I lean my elbows on the table and rest my chin in my hands as I look at him. What I like about our dynamic is neither of us thinks the other is weird, even if we’re obviously two circles trying to fit into a world full of squares.
“Why are you so down all the time? Did something happen to you? Was it family stuff? Did someone break your heart? Or did you try out for a talent show and they turned you down?”
He smiles and his eyes shine. “You got it. I did a Backstreet Boys cover, and they showed me the door. It was highly traumatic.”
“I take back what I said in the car. Your sense of humor is acceptable. But not good enough to distract me and change the subject. So let’s get back to the glass, optimism, and all that. I sense an anger in you…”
“So you’re not just capable of seeing people’s aura. You’re like a fortune teller at a fair,” he says mockingly.
“Tell me who you’re mad at.”
Maybe he can see I’m determined, or maybe he’s tired of hiding, but when Will sighs, I know I’ve won, even if I don’t yet know what the battle’s about.
“Fine. I’ll tell you if you tell me why you think I’m purple and what the deal is with the auroras.”
“Aura, not aurora.”
“Same thing.”
“It’s not, though.” I start giggling and Will observes me till I close my mouth.

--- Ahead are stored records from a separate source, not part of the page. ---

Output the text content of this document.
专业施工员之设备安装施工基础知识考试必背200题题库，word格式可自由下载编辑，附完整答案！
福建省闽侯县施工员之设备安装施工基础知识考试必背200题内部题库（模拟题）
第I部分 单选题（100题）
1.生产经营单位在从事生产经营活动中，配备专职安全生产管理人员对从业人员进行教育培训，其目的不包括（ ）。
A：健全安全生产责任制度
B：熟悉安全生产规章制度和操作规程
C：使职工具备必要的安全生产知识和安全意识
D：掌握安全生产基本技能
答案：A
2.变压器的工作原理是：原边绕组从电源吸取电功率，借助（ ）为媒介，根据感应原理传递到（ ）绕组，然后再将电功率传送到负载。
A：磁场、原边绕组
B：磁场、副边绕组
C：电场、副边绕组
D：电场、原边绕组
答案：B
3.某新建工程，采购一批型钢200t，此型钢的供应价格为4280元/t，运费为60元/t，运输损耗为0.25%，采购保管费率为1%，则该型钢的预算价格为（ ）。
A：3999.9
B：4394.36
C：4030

He seems surprised. I guess it’s the first time I’ve laughed in front of him.
Honestly, I don’t usually laugh much, and I’m not sure how he got me to do it.

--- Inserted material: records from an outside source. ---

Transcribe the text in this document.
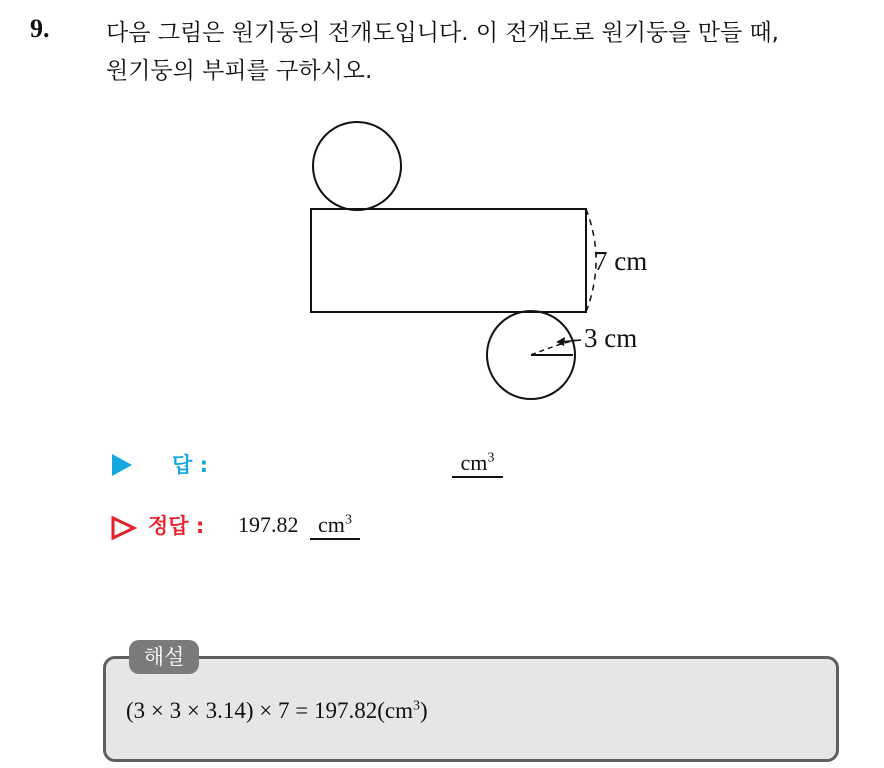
9. 다음 그림은 원기둥의 전개도입니다. 이 전개도로 원기둥을 만들 때,
원기둥의 부피를 구하시오.
7 cm
3 cm
답 :	$cm^3$
정답 : 197.82 $cm^3$
해설
$(3 \times 3 \times 3.14) \times 7 = 197.82(cm^3)$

His green eyes freeze me, and all of a sudden, I feel naked.
There’s a shadow of a thrill there, but also a fear that he could hurt me if he wanted to. “Your aura is the energy you give off.”
“Where’d you get that idea from?”
“You won’t like my answer.”
“Why?”
“Because, Will, you’re a skeptic.”
“Then try to convince me.”
“When I was little, my grandfather gave me a book that was really for girls younger than myself. It explained the colors using people’s emotions.

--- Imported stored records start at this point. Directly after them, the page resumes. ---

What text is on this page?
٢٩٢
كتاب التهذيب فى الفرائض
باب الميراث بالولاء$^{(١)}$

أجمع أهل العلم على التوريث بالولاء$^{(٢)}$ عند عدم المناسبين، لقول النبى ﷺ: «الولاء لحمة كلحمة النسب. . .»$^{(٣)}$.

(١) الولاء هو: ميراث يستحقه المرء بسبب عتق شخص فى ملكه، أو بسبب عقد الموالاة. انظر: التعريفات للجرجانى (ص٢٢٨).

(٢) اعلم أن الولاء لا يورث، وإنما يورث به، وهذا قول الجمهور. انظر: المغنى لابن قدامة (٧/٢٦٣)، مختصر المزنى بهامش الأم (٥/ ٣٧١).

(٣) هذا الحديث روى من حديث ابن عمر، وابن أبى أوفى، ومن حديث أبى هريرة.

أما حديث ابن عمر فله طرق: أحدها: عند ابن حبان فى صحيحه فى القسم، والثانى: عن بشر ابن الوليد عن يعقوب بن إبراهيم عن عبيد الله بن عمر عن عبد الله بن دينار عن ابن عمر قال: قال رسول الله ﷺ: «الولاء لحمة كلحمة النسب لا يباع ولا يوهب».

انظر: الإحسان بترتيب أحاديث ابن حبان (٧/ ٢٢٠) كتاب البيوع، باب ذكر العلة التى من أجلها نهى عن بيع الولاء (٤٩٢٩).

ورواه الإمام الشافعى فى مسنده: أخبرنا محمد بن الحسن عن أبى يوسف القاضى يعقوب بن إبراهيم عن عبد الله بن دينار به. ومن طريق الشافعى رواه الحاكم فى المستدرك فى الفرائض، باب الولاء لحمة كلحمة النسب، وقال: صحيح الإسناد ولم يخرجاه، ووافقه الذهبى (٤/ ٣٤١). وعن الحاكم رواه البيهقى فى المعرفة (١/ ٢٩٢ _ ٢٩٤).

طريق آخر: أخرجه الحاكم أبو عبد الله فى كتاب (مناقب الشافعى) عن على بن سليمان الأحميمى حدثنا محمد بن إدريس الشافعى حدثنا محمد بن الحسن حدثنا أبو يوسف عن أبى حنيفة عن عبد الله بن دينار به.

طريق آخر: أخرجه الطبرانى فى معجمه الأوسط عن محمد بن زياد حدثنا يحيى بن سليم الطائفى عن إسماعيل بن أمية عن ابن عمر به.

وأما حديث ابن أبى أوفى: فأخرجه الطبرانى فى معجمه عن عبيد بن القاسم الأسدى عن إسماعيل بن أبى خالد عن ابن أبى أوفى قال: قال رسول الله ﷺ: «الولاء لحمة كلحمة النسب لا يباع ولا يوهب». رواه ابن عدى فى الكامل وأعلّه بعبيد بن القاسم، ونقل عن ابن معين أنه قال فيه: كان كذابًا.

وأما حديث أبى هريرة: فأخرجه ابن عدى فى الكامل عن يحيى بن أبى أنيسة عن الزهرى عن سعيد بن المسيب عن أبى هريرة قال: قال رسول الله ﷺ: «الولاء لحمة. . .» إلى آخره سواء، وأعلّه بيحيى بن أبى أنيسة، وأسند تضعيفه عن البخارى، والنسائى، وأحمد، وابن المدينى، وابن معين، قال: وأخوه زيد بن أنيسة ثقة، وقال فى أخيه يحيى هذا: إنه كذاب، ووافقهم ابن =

I used to get bored in school back then, and I would spend time trying to guess what color each classmate was.
I told Lucy about it one day and she loved it, and from that point on, we did it together: We’d analyze her friends, the guys she liked, our neighbors.
It’s easy to see what the people around you are like if you just look close.
Actually, we’re all rainbows, but there’s always a dominant color in each of us. ”
“So the conclusion is?”
“It’s just a game.”
What I don’t tell him is I’ve always felt attracted to the color purple: the melancholy, the arrogance, the mystery and vanity, atonement, magic, fantasy…
“You Peterson girls have a weird thing about games.”
“Probably we’ve got too much imagination.”
“That was my guess. So why is my aura supposedly purple?”
“It’s no fun if I tell you everything. And as you said, I like to play. So figure it out for yourself.”
“You’re cheating,” Will says.
“I make the rules.”
Will’s smile stretches upward, and there, in the crescent of his lips, I notice something dark and enigmatic. He likes a challenge. I know he does. But I can also tell he’s trying as hard as he can to hold back.
“Okay. Then why don’t you guess who I’m mad at,” he counterattacks.
I accept without reproach. “Your father. With guys like you, it’s usually the father. He probably wants you to take over the family firm or go into the navy or something, and you’re the rebellious type who wants to strike out on your own.”
“Wrong.”
“Well, if that’s not it, then it must be a girl.
Your ex-girlfriend, right? Let me see if I can get this right: She’s a college chick, intellectual, probably, since you like to read, one of those who doesn’t have to put anything special on to look stylish.
Horn-rim glasses, maybe? Sexy-librarian type?
Classic leather bag slung over the shoulder, a Moleskine notebook.
I’ll bet she’s addicted to some kind of natural honey cough drops.
You made plans for the future, she was going to be a professor and you were going to do who knows what, but some other guy came along and you ended up with a broken heart. ”
“Wrong again.” He smirks.
“Regardless, what I don’t get is why you decided to hide and lick your wounds in a place like Ink Lake. Also, you still haven’t told me why you know my sister.”
“It’s not an ex,” he says, ducking this last point.
“Your mom? I hope it’s not an Oedipus complex thing. You should have gotten past that stage in your psychosexual evolution.”
“Has anybody ever told you how fucking weird you are?”
“I’ve been hearing that as long as I’ve been alive.”
But I’m not the only one, I want to add. In my head, I hear myself telling him, Something about you is different. I don’t know what it is yet, I haven’t gotten to the bottom of it, but I will. Something that means I don’t have to pretend when we’re together.
But since I can’t bring myself to say this, I go back on the offensive: “Was it a friend?”
“No.”
“Give me a clue.”
Will shakes his head. “He’s right in front of you.”
“You mean…”
“Yeah, I’m mad at myself.”
I don’t get to dig any further before he ends the conversation, standing up and walking to the counter to pay.